Lucas’ films might not be very deep, but they’re rather complex and involving in a comic book kind of way. One of the pleasures of “Episode 1” is how it allows us to witness the foundations of the Star Wars myth. I enjoyed watching Anakin Skywalker as a kid under the wing of twentysomething Obi-Wan, knowing that he would eventually kill him. I liked seeing an uncompleted C-3P0 meet for the first time the droid who would become his lifelong companion, the already heroic R2-D2. And what about the Jedi Council, ruled by a healthier Yoda (still voiced by Frank Oz) and Mace Windu, who is nicely embodied by Samuel L. Jackson but doesn’t do much. This all leads to the grandiose finale, as four groups of people are caught in climactic confrontations at the same time. Jar Jar and his peers war against countless combat droids, while Anakin and a fleet of space pilots attack the Trade Federation’s command ship, and Queen Amidala and her guards regain control of the royal palace. And finally there’s the three-way lightsaber fight between Obi-Wan, Qui-Gon and Darth Maul, the coolest character since Darth Vader. There’s already a cult around the Sith hitman, who turned on geeks everywhere with his devilish make-up, his double lightsaber and actor Ray Parks‘ martial arts chops. Some will obviously be disappointed to see that Darth Maul has very little screen time.

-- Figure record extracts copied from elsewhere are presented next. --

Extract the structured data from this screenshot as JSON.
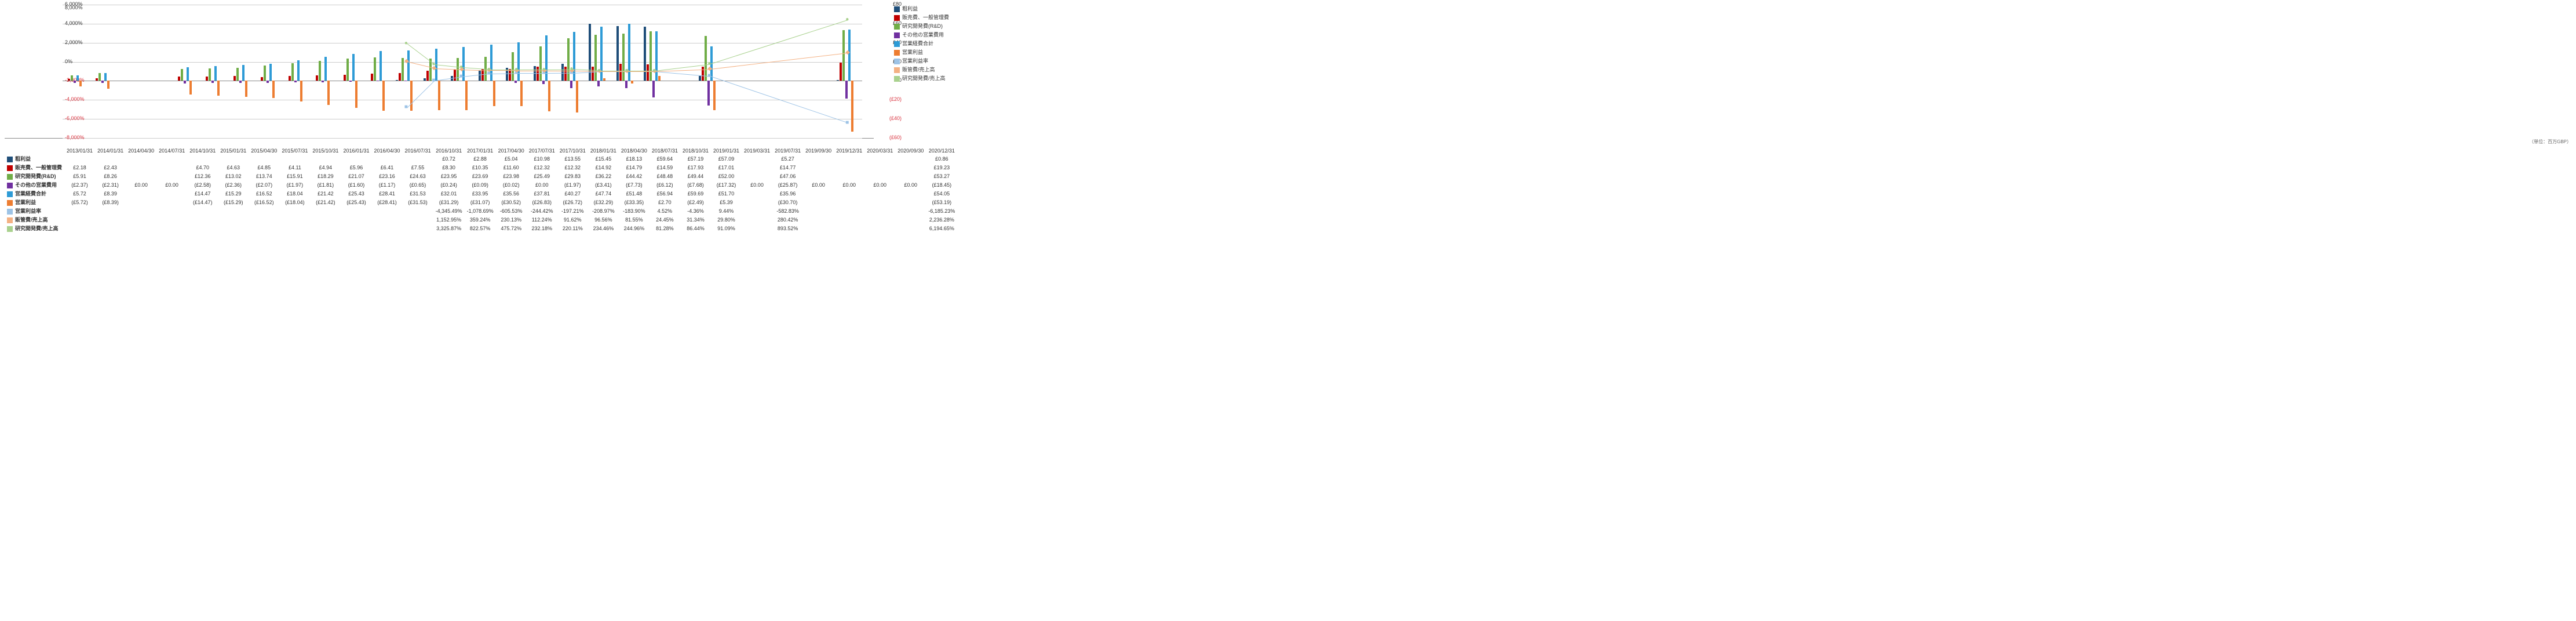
{
  "unit_label": "（単位：百万GBP）",
  "left_axis": {
    "ticks": [
      -60,
      -40,
      -20,
      0,
      20,
      40,
      60,
      80
    ],
    "fmt": "£",
    "neg": "(£{v})"
  },
  "right_axis": {
    "ticks": [
      -8000,
      -6000,
      -4000,
      -2000,
      0,
      2000,
      4000,
      6000,
      8000
    ],
    "suffix": "%",
    "neg_color": "#d9333f"
  },
  "colors": {
    "grossProfit": "#1f4e79",
    "sga": "#c00000",
    "rd": "#70ad47",
    "otherOp": "#7030a0",
    "opExp": "#2e9bd6",
    "opInc": "#ed7d31",
    "opMargin": "#9dc3e6",
    "sgaRatio": "#f4b183",
    "rdRatio": "#a9d18e",
    "grid": "#cccccc",
    "baseline": "#888888"
  },
  "series_labels": {
    "grossProfit": "粗利益",
    "sga": "販売費、一般管理費",
    "rd": "研究開発費(R&D)",
    "otherOp": "その他の営業費用",
    "opExp": "営業経費合計",
    "opInc": "営業利益",
    "opMargin": "営業利益率",
    "sgaRatio": "販管費/売上高",
    "rdRatio": "研究開発費/売上高"
  },
  "periods": [
    "2013/01/31",
    "2014/01/31",
    "2014/04/30",
    "2014/07/31",
    "2014/10/31",
    "2015/01/31",
    "2015/04/30",
    "2015/07/31",
    "2015/10/31",
    "2016/01/31",
    "2016/04/30",
    "2016/07/31",
    "2016/10/31",
    "2017/01/31",
    "2017/04/30",
    "2017/07/31",
    "2017/10/31",
    "2018/01/31",
    "2018/04/30",
    "2018/07/31",
    "2018/10/31",
    "2019/01/31",
    "2019/03/31",
    "2019/07/31",
    "2019/09/30",
    "2019/12/31",
    "2020/03/31",
    "2020/09/30",
    "2020/12/31"
  ],
  "rows": [
    {
      "key": "grossProfit",
      "type": "bar",
      "data": [
        null,
        null,
        null,
        null,
        null,
        null,
        null,
        null,
        null,
        null,
        null,
        null,
        0.72,
        2.88,
        5.04,
        10.98,
        13.55,
        15.45,
        18.13,
        59.64,
        57.19,
        57.09,
        null,
        5.27,
        null,
        null,
        null,
        null,
        0.86
      ]
    },
    {
      "key": "sga",
      "type": "bar",
      "data": [
        2.18,
        2.43,
        null,
        null,
        4.7,
        4.63,
        4.85,
        4.11,
        4.94,
        5.96,
        6.41,
        7.55,
        8.3,
        10.35,
        11.6,
        12.32,
        12.32,
        14.92,
        14.79,
        14.59,
        17.93,
        17.01,
        null,
        14.77,
        null,
        null,
        null,
        null,
        19.23
      ]
    },
    {
      "key": "rd",
      "type": "bar",
      "data": [
        5.91,
        8.26,
        null,
        null,
        12.36,
        13.02,
        13.74,
        15.91,
        18.29,
        21.07,
        23.16,
        24.63,
        23.95,
        23.69,
        23.98,
        25.49,
        29.83,
        36.22,
        44.42,
        48.48,
        49.44,
        52.0,
        null,
        47.06,
        null,
        null,
        null,
        null,
        53.27
      ]
    },
    {
      "key": "otherOp",
      "type": "bar",
      "data": [
        -2.37,
        -2.31,
        0.0,
        0.0,
        -2.58,
        -2.36,
        -2.07,
        -1.97,
        -1.81,
        -1.6,
        -1.17,
        -0.65,
        -0.24,
        -0.09,
        -0.02,
        0.0,
        -1.97,
        -3.41,
        -7.73,
        -6.12,
        -7.68,
        -17.32,
        0.0,
        -25.87,
        0.0,
        0.0,
        0.0,
        0.0,
        -18.45
      ]
    },
    {
      "key": "opExp",
      "type": "bar",
      "data": [
        5.72,
        8.39,
        null,
        null,
        14.47,
        15.29,
        16.52,
        18.04,
        21.42,
        25.43,
        28.41,
        31.53,
        32.01,
        33.95,
        35.56,
        37.81,
        40.27,
        47.74,
        51.48,
        56.94,
        59.69,
        51.7,
        null,
        35.96,
        null,
        null,
        null,
        null,
        54.05
      ]
    },
    {
      "key": "opInc",
      "type": "bar",
      "data": [
        -5.72,
        -8.39,
        null,
        null,
        -14.47,
        -15.29,
        -16.52,
        -18.04,
        -21.42,
        -25.43,
        -28.41,
        -31.53,
        -31.29,
        -31.07,
        -30.52,
        -26.83,
        -26.72,
        -32.29,
        -33.35,
        2.7,
        -2.49,
        5.39,
        null,
        -30.7,
        null,
        null,
        null,
        null,
        -53.19
      ]
    },
    {
      "key": "opMargin",
      "type": "line",
      "axis": "r",
      "data": [
        null,
        null,
        null,
        null,
        null,
        null,
        null,
        null,
        null,
        null,
        null,
        null,
        -4345.49,
        -1078.69,
        -605.53,
        -244.42,
        -197.21,
        -208.97,
        -183.9,
        4.52,
        -4.36,
        9.44,
        null,
        -582.83,
        null,
        null,
        null,
        null,
        -6185.23
      ]
    },
    {
      "key": "sgaRatio",
      "type": "line",
      "axis": "r",
      "data": [
        null,
        null,
        null,
        null,
        null,
        null,
        null,
        null,
        null,
        null,
        null,
        null,
        1152.95,
        359.24,
        230.13,
        112.24,
        91.62,
        96.56,
        81.55,
        24.45,
        31.34,
        29.8,
        null,
        280.42,
        null,
        null,
        null,
        null,
        2236.28
      ]
    },
    {
      "key": "rdRatio",
      "type": "line",
      "axis": "r",
      "data": [
        null,
        null,
        null,
        null,
        null,
        null,
        null,
        null,
        null,
        null,
        null,
        null,
        3325.87,
        822.57,
        475.72,
        232.18,
        220.11,
        234.46,
        244.96,
        81.28,
        86.44,
        91.09,
        null,
        893.52,
        null,
        null,
        null,
        null,
        6194.65
      ]
    }
  ]
}
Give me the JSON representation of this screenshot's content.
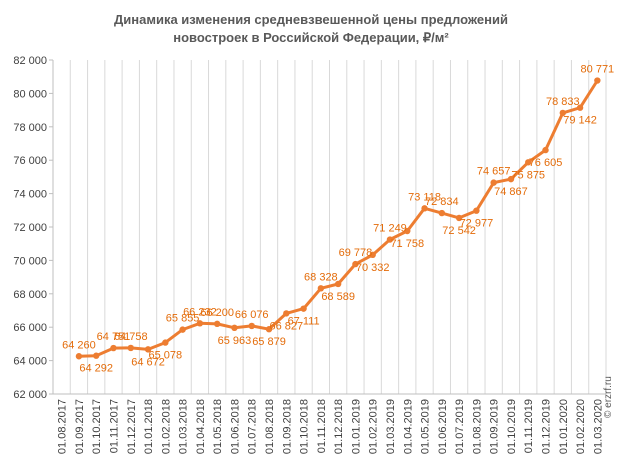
{
  "chart_data": {
    "type": "line",
    "title": [
      "Динамика изменения средневзвешенной цены предложений",
      "новостроек в Российской Федерации, ₽/м²"
    ],
    "xlabel": "",
    "ylabel": "",
    "ylim": [
      62000,
      82000
    ],
    "y_ticks": [
      "62 000",
      "64 000",
      "66 000",
      "68 000",
      "70 000",
      "72 000",
      "74 000",
      "76 000",
      "78 000",
      "80 000",
      "82 000"
    ],
    "grid": "vertical",
    "categories": [
      "01.08.2017",
      "01.09.2017",
      "01.10.2017",
      "01.11.2017",
      "01.12.2017",
      "01.01.2018",
      "01.02.2018",
      "01.03.2018",
      "01.04.2018",
      "01.05.2018",
      "01.06.2018",
      "01.07.2018",
      "01.08.2018",
      "01.09.2018",
      "01.10.2018",
      "01.11.2018",
      "01.12.2018",
      "01.01.2019",
      "01.02.2019",
      "01.03.2019",
      "01.04.2019",
      "01.05.2019",
      "01.06.2019",
      "01.07.2019",
      "01.08.2019",
      "01.09.2019",
      "01.10.2019",
      "01.11.2019",
      "01.12.2019",
      "01.01.2020",
      "01.02.2020",
      "01.03.2020"
    ],
    "values": [
      null,
      64260,
      64292,
      64751,
      64758,
      64672,
      65078,
      65855,
      66232,
      66200,
      65963,
      66076,
      65879,
      66827,
      67111,
      68328,
      68589,
      69778,
      70332,
      71249,
      71758,
      73118,
      72834,
      72542,
      72977,
      74657,
      74867,
      75875,
      76605,
      78833,
      79142,
      80771
    ],
    "data_labels": [
      null,
      "64 260",
      "64 292",
      "64 751",
      "64 758",
      "64 672",
      "65 078",
      "65 855",
      "66 232",
      "66 200",
      "65 963",
      "66 076",
      "65 879",
      "66 827",
      "67 111",
      "68 328",
      "68 589",
      "69 778",
      "70 332",
      "71 249",
      "71 758",
      "73 118",
      "72 834",
      "72 542",
      "72 977",
      "74 657",
      "74 867",
      "75 875",
      "76 605",
      "78 833",
      "79 142",
      "80 771"
    ],
    "label_positions": [
      null,
      "above",
      "below",
      "above",
      "above",
      "below",
      "below",
      "above",
      "above",
      "above",
      "below",
      "above",
      "below",
      "below",
      "below",
      "above",
      "below",
      "above",
      "below",
      "above",
      "below",
      "above",
      "above",
      "below",
      "below",
      "above",
      "below",
      "below",
      "below",
      "above",
      "below",
      "above"
    ],
    "colors": {
      "line": "#ED7D31",
      "labels": "#E46C0A",
      "grid": "#D9D9D9"
    },
    "watermark": "© erzrf.ru"
  }
}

Personally, I think it’s for the best: since he remains mysterious for most of the film, that makes his apocalyptic showdown with the Jedis even more of a blast.
I really don’t understand why most of the early reviews were negative. Maybe some people were expecting too much and felt they had been let down. I was just looking forward to more great visuals and fun creatures, and I got well enough for my money (I actually went to see the movie twice on opening day).